Big profits promised with artificial intelligence
Nathan Fuller, based in Cypress, Texas, operated under the name Privvy Investments, and also did business as Gateway Digital Investments. According to filings by the SEC in the Southern District of Texas, Fuller ran the investment scheme from October 2022 until mid-2024.
Investors were enticed with promises of exceptionally high returns, including claims of 40 to 50 percent profits within 30 to 45 days. Some were even guaranteed more than 100 percent returns in just 21 days. Fuller assured participants their funds were secured by a surety bond, insured by the Federal Deposit Insurance Corporation (FDIC), and protected by professional liability insurance. The SEC stated these assurances were entirely false.

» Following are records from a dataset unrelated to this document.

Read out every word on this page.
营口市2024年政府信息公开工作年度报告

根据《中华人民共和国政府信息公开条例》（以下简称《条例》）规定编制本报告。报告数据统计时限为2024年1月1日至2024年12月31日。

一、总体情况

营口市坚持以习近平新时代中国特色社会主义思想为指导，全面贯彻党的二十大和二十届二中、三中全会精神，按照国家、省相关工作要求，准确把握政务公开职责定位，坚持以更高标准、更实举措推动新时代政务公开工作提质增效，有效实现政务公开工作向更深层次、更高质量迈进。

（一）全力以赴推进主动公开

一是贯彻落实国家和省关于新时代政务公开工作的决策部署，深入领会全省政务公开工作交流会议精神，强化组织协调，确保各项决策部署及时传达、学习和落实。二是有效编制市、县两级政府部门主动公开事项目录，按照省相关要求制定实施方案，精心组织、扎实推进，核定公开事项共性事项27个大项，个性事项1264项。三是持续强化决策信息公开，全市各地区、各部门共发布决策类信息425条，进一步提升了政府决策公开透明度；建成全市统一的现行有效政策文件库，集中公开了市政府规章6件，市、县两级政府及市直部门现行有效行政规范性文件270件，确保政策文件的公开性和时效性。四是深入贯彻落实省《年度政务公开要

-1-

Glossary: A surety bond is a third-party financial guarantee that a person or institution will fulfill their obligations. In the U.S., these are often used to enhance investment security, but their authenticity should be scrutinized, especially in the crypto sector.
How the scheme operated
At the heart of the scam were specialized trading bots purportedly powered by artificial intelligence, allegedly executing high-frequency arbitrage trades in the crypto markets. However, the SEC determined these bots did not actually function as advertised.

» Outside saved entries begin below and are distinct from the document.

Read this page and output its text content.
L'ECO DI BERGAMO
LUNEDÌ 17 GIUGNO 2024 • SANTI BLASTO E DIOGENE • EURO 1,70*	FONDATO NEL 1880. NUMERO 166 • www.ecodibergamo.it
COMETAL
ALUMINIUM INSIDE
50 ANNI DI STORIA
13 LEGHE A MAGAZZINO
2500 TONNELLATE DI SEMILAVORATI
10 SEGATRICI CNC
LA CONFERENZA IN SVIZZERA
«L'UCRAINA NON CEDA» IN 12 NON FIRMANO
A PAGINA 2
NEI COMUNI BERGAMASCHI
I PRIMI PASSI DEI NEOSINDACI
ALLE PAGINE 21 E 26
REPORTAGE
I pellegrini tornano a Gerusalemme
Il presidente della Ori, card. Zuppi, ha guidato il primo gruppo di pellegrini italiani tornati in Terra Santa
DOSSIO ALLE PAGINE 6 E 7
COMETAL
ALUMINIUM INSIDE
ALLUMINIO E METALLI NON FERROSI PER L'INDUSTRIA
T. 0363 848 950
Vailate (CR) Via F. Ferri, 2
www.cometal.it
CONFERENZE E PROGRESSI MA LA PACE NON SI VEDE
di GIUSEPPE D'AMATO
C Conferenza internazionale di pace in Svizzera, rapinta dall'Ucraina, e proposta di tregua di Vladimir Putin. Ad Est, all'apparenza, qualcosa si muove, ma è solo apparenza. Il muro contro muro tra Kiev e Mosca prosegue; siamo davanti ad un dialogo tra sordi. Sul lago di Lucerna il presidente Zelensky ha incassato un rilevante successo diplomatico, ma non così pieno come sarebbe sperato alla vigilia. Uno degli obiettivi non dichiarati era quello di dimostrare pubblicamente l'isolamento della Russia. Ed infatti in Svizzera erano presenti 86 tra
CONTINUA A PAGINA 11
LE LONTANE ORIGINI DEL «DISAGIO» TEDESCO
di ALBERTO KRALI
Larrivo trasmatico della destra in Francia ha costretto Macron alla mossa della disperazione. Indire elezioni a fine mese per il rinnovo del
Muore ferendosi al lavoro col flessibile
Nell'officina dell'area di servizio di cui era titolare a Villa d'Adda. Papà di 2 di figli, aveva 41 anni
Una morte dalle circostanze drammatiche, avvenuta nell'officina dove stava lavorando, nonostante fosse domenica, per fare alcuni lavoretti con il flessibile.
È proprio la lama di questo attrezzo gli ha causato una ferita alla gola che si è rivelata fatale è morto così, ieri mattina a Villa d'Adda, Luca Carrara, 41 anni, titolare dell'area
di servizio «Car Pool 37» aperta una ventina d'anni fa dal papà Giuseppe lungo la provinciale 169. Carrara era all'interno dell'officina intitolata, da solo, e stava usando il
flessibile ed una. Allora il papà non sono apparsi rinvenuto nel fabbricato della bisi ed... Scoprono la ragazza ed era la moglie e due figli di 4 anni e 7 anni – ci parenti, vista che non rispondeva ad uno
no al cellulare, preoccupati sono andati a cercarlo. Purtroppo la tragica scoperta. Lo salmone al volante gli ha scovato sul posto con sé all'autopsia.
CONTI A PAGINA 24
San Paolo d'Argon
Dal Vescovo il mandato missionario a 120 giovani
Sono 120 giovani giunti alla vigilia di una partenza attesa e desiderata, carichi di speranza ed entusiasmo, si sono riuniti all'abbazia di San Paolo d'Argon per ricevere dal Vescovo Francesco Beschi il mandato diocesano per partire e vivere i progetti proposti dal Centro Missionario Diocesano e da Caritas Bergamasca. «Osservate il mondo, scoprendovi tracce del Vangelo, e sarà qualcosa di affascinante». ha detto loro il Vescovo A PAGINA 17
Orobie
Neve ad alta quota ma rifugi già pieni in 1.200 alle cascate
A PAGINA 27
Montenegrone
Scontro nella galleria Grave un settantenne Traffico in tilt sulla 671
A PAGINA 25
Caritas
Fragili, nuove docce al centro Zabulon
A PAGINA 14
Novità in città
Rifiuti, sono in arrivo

The complaint stated, “Fuller’s bots did not process investor funds as the investors believed.”
Of the $12.3 million collected, at least $6.2 million was diverted for Fuller’s personal use. About $5.5 million was used to pay returns to earlier investors, following a classic Ponzi-like structure. To keep the scheme alive, participants received fake account statements and fabricated correspondence made to appear as if sent from legitimate companies.
SEC steps up action against crypto fraud
With this filing, the SEC is seeking a permanent injunction against Fuller, the return of ill-gotten gains, and financial penalties. The authority highlights a recent spike in AI-themed crypto scams, noting a similar $14 million case last year where fraudulent financial experts used WhatsApp groups to lure investors by touting artificial intelligence.
Ongoing Bitcoin Latinum investigation
Just last month, the SEC brought similar accusations against crypto executive Donald Basile and two companies he controlled. Through the token Bitcoin Latinum, they allegedly raised around $16 million from hundreds of investors. The trend points to the agency’s increasingly firm stance on misconduct in the digital asset sector.
Nonetheless, the SEC has acknowledged in official statements that in certain past cases, fines were imposed without direct benefit to investors and some legal enforcements had been misinterpreted. In the previous year, the agency initiated 95 separate crypto-related lawsuits, resulting in a total of $2.3 billion in penalties.